Dear reader, through Grief, given I explore a life met with the cruelty of ill-timed loss through analogue photography, mixed media and poetry. In this body of work, I use ephemeral materials to reflect the impermanence and frailty of the human condition. For example, the leaves upon which I embroider my poetry crumble with every stitch. In this practice I work against natural decay, trying to preserve life already lived and passed. I also utilize more personal materials, including my own collected cut hair, the coarse strands symbolic of energies too heavy to bare. I use this hair to quote poetry onto canvas, with which I attempt, and fail, to make amends with life’s cruelties.
In my photographs–supported in conversation with these mixed media pieces–I again address the ephemeral by documenting the fleeting moments and light found in otherwise dark everyday spaces. Both the physical, metaphysical, and also the metaphorical.

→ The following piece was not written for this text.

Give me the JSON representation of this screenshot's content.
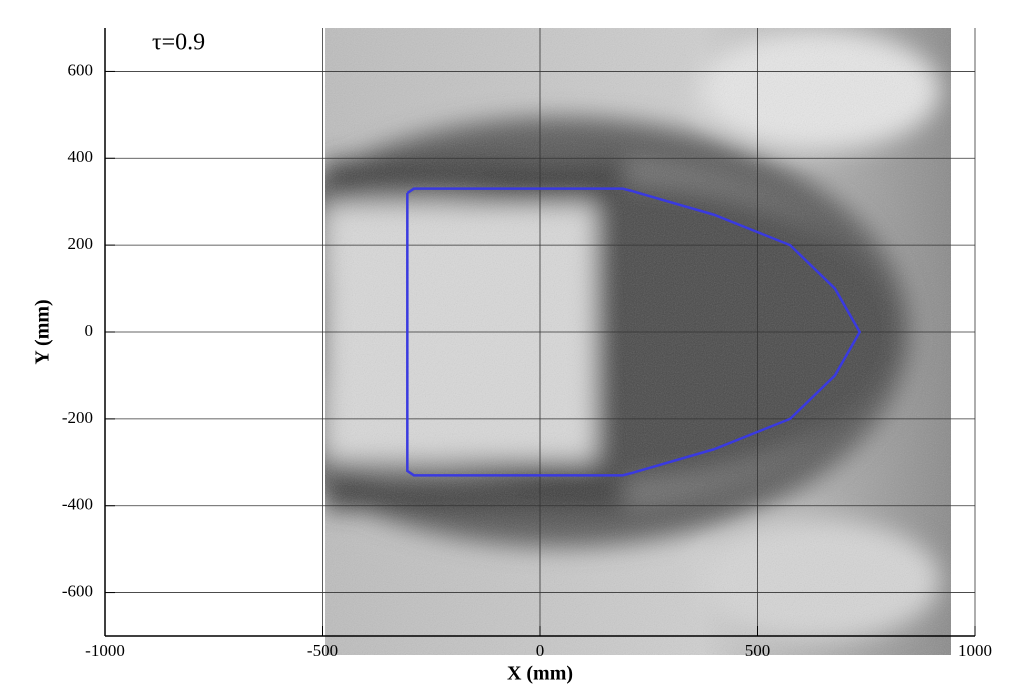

An example of this metaphor is found in my self-portraits, titled taking my body back. This pair of photographs
conceptually concerns the first step of reclamation from the toll grief has taken
on my physical body. The photos were captured during a private and vulnerable moment when I happened to catch my reflection in the framed flower and see myself in a different light for a few fleeting minutes. Grief has a way of embodying people. This shows in sicknesses, mental health disorders… other ways that make taking care of oneself hard. Through literal and metaphorical reflection in these images I look for redeeming love for myself.
Loss is an almost universal given. As humans, we all face potential and experience unexpected and untimely grievances. In Grief, given–I’ve no desire to demur nor reprove my life’s cruelties, but attempt to give them meaning by overlaying the often grim reality of its frailties.